The treatment protocol for retinal dystrophies is difficult to establish because of the involvement of many genes. Modern-day scientists have developed numerous treatment protocols that may cure the disease in various stages.

• Gene Therapy: The vector-mediated transduction technique replaces the defective gene in this method. Engineered viral vectors delivering the transgenes for specific retinal cells are injected into the site. Subretinal injections are preferred to deliver the viral vectors into the retinal pigmented epithelium. The subretinal site is chosen as the cell population is static in this area, and the blood-brain barrier provides ocular immune privilege. RPE65 replacement therapy has proved beneficial in patients suffering from Leber congenital amaurosis. However, this therapy is ineffective in advanced cases. Only mild-to-moderate cases with an early diagnosis can be treated using this.

• Stem Cell Therapy: Human totipotent cells can be differentiated into various cell types like endodermal, mesodermal, and ectodermal lineages. Embryonic stem cells (ESCs), induced pluripotent stem cells (iPSCs), and retinal progenitor cells (RPC) can be injected into the potential site to replace the defective cells. For ethical reasons, embryonic stem and retinal progenitor cells can not be used for human studies. But induced pluripotent stem cells derived from child or adult fibroblasts have the advantage of increased availability. These cells are derived from an affected individual. There is a reduced risk of host immune system rejection. They are also called human-induced pluripotent stem cells. These cells are seeded on the collagen I matrix, which helps to monolayer sheet of retinal pigmented epithelium. Optical sensors can be used to make these cells functionally stable.
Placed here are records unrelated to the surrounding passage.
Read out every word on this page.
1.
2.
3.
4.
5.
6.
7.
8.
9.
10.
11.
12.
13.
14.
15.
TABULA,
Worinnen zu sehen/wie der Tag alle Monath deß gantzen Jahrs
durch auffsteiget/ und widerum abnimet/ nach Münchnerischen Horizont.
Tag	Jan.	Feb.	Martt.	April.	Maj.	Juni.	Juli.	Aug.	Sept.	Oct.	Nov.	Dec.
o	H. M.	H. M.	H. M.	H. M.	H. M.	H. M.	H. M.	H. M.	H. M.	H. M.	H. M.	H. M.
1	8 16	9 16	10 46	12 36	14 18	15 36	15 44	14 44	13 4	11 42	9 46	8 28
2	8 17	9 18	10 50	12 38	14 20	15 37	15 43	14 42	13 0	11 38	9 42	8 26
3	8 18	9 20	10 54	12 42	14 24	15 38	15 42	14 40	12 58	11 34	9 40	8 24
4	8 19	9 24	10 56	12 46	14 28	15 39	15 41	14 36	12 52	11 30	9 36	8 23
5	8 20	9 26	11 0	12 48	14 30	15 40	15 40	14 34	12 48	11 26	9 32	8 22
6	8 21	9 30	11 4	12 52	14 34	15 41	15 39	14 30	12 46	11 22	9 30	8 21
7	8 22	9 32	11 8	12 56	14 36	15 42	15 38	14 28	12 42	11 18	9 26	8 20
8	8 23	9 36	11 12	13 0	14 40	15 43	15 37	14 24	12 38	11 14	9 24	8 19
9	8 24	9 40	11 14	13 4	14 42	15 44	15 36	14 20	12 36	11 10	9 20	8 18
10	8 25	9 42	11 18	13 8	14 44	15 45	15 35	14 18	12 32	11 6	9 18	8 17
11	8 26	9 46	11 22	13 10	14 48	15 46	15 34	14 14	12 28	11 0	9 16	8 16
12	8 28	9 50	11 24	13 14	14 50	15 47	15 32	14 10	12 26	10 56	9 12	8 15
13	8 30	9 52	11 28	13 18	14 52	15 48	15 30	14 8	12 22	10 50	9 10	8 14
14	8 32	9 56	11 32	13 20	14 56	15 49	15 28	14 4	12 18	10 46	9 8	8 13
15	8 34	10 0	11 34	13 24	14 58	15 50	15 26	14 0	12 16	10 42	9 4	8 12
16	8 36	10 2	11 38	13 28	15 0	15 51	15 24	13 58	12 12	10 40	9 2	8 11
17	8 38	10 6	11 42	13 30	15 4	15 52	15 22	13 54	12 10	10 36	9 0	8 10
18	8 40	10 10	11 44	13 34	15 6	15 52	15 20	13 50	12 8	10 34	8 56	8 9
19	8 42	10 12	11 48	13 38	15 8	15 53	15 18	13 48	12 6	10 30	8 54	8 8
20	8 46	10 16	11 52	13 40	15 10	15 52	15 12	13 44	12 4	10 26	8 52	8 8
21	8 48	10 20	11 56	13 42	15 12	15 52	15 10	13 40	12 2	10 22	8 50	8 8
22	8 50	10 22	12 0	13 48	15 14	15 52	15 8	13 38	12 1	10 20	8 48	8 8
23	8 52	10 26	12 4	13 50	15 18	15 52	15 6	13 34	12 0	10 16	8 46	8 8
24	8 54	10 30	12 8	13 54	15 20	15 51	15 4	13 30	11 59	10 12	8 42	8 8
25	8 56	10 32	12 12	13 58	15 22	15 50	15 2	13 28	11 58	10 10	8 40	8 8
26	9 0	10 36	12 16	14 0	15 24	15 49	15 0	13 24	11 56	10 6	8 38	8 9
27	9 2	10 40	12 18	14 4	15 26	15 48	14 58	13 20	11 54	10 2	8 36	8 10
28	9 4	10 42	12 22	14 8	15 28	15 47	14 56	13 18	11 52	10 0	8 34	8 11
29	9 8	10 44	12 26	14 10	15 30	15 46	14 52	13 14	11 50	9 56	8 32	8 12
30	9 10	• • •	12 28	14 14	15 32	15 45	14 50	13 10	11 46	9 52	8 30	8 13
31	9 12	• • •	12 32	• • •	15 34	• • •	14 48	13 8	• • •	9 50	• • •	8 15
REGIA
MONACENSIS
• Retinal Prostheses: Gene or stem cell therapy can not be used in advanced cases. For advanced cases, retinal implants or bionic eyes can be used. These electronic devices are inserted into the retina, establishing a neural connection with the brain. Argus II is an approved retinal implant composed of sixty electrodes, a video camera, and a data processing unit.

The application of precision medicine can also be very useful. Clustered, regularly interspaced short palindromic repeats (CRISPR) is a technology through which selected genomic modification of the affected cells can be done.

Conclusion:

Retinal degenerative disorders are one of the most dangerous forms of an ocular disorder. These progressive diseases can cause total blindness, and treatment is almost absent in such cases. Recent developments such as gene therapy and stem cell therapy in medicine have provided a ray of hope.